Protesters in an un-Promised Land
Extinction Rebellion is making wonderful disturbances in London, New York, Australia, and Germany, and it’s the eighth anniversary of Occupy Wall Street. Today I revisited the park where the Portland occupation stood for a month between mid-October and mid-November, 2011. This sculpture called “The Promised Land” was decorated with duct tape when the occupation was evicted (see Extra, my photo from 2011), and now it’s wreathed in spider webs. The statue is settler white supremacist propaganda, erected in 1993 with no consideration for the Multnomah and Chinook people who were stewards of the land (not promised to anyone) for years before white settlers arrived with guns and a sense of entitlement. The spider webs are more appropriate than the duct tape, as the ideology the statue represents is frozen in time and dying, though our President and his supporters have yet to figure that out.

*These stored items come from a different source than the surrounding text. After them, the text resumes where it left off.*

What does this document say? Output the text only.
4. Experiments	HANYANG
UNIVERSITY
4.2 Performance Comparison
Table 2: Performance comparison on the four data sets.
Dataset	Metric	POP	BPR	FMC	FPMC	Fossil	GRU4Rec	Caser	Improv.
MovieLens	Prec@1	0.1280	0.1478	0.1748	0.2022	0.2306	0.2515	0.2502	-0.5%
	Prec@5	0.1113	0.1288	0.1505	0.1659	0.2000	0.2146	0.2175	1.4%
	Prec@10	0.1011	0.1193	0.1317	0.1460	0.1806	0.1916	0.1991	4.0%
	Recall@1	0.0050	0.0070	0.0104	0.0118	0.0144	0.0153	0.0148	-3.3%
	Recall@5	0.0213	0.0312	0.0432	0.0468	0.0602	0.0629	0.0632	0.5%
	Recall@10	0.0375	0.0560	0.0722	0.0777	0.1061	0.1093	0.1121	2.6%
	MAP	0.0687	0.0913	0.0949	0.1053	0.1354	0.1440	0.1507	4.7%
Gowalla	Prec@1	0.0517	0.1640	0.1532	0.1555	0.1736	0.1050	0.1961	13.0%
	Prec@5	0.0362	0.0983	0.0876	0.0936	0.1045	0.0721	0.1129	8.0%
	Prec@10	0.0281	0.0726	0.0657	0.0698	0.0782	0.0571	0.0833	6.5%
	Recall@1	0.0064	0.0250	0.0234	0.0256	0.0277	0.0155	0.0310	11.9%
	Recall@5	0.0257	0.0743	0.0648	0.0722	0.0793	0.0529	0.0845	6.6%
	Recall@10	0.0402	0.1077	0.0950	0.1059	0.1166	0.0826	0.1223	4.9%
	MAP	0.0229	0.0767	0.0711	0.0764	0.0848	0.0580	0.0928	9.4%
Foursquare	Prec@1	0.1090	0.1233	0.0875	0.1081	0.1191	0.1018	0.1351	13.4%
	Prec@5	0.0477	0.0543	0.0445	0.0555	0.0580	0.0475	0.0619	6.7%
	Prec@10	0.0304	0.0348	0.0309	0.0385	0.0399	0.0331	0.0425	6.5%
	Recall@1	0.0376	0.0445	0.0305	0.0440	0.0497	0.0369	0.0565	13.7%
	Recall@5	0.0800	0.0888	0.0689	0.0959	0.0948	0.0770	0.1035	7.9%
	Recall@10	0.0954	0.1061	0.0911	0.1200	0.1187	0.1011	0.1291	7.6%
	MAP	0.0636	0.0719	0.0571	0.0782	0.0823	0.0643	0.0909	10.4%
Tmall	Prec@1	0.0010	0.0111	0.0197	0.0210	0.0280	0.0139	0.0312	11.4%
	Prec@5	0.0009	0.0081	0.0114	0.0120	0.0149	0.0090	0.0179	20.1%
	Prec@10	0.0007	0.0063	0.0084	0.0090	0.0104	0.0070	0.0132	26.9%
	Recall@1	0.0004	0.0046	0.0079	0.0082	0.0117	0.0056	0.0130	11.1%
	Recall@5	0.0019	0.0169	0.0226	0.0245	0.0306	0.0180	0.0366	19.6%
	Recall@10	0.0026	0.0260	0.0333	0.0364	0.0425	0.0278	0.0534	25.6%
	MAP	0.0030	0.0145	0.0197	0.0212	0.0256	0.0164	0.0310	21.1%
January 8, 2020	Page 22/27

The Portland Occupation is dear to my heart because it’s where I met the community of local activists and “protesters” who have been my friends and co-workers since then, and many of them are now joining XR.
I had lunch with one of that lot. She makes her living administering programs for a non-profit that provides services to adults with disabilities, and she has been supporting Don’t Shoot Portland with IT skills since 2013. I’ve often seen her at rallies and protests, but today was the first time we sat down to get personally acquainted. She loves theatre and reads plays aloud for fun with her teenage kids; she calls herself a “math nerd” and has degrees in philosophy and biophysics; and she’s about to become a foster parent because she has skills for working with children who are recovering from trauma. When I think “protester,” I think of her. I think of a man who designs apps to support legal defense for immigrants. I think of artists and nurses, teachers and lawyers, physicians and union organizers, all substantial, multi-talented people, all “protesters.”
Boris Johnson referred to XR in London as “uncooperative crusties” in “hemp-smelling bivouacs.” He has a better vocabulary than the orange one, which isn’t saying much, but they both underestimate the brilliance and the commitment of protesters.